¿A Dios lo que es de Dios?

Señor director:

¿Qué aceptada premisa obliga a no hablar de política ni de religión? Y mucho menos, a mezclarlas. Sin darnos cuenta es una antigua imposición de lo que hoy se llama cultura de la cancelación. Y sumisamente hay que aceptarla sin chistar bajo el riesgo de ser acusados con los consabidos motes (también impuestos e indiscutibles) descalificadores de por sí. Por tanto, se admite que se hable de una indefinible “fuerza del cielo” que da tanto para un barrido como para un fregado. Pero, ¡cuidado!, no vaya a ser que se cite a Nuestro Señor cuando le dijo a Pilato: “Tú no tendrías ningún poder si no te hubiese sido dado de lo alto”.

Así puede seguirse cuando se toma la frase “al César lo que es del César y a Dios lo que es de Dios”,para argumentar que no se debe mezclar la política con la religión. Cosa que les viene muy bien a muchos para borrar las enseñanzas evangélicas que practican individualmente cuando se involucran o defienden ciertas políticas que no condicen con los principios de la fe católica a la que dicen pertenecer.

Pero, ¿cómo? ¿Es que al César y a los que les toca  la responsabilidad de gobernar se los exime de dar a Dios lo que es de Dios? Sobre todo teniendo en cuenta  que, en un grado superlativo, de ellos depende el bienestar de sus gobernados que debe lograrse tanto en su condición material como espiritual. Lo que en la recta acepción de Bien Común, se desprende de la Justicia como virtud cardinal.

Y es claro, entonces, que adquiere sentido pleno aquello de que “nadie puede servir a dos señores, a  Dios y a Mammón (las riquezas), porque amará a uno y aborrecerá al otro”. Puede entenderse así la admonición de Jesucristo a los fariseos cuando les reprocha que “atan cargas pesadas y difíciles de llevar, y las ponen sobre las espaldas de los hombres, pero ellos ni con un dedo quieren moverlas”.

Es cierto, estás son las enseñanzas de nuestra fe católica, la que la misma Constitución define como base y fundamento de nuestra Nación y que, en ese sentido, invoca a “Dios, fuente de toda razón y justicia” y forma parte del juramento de fidelidad a los cargos a ocupar por nuestras autoridades desde siempre, por más que muchos lo nieguen o rechacen en una alarde hasta absurdo, al asumir sus funciones.

Pero en cuanto se niegan esas enseñanzas rápidamente se imponen sucedáneos que se convierten en dogmas falsos que se defenderán con una convicción digna de una religión.

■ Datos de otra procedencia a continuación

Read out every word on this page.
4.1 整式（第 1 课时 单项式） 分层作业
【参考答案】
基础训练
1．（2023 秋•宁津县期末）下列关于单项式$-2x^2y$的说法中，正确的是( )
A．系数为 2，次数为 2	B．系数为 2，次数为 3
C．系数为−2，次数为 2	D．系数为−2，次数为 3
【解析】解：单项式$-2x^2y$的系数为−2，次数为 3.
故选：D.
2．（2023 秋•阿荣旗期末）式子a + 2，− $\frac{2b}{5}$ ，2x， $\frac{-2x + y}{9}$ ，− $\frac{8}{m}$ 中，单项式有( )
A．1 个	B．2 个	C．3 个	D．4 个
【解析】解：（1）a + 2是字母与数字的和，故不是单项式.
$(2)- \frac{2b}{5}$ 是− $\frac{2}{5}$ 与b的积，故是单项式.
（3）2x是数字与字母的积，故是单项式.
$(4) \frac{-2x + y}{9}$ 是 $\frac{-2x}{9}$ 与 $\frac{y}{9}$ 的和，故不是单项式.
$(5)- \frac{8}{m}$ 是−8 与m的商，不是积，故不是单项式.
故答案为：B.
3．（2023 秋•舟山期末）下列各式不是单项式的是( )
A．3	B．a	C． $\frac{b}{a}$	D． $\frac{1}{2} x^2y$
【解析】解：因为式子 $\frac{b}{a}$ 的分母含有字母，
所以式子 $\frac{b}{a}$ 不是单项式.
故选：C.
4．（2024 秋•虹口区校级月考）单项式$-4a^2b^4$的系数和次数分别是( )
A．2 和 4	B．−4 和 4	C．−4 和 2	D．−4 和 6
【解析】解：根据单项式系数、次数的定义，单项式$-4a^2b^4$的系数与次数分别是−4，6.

Por ejemplo se abrazará una libertad que permita al individuo buscar egoístamente su mera conveniencia, o el hombre se rebajará a sí mismo adorando a la naturaleza, o se ilusionará con simples placebos que prometen una paz puramente psicológica y dejándose llevar por ilusiones puramente terrenales. Y tantas utopías más.

Tal vez el haber negado estas enseñanzas, y muchas veces combatirlas hasta con odio feroz, sea la causa del desvío del destino heredado y lo que nos llevó al actual estado de degradación en que nos encontramos.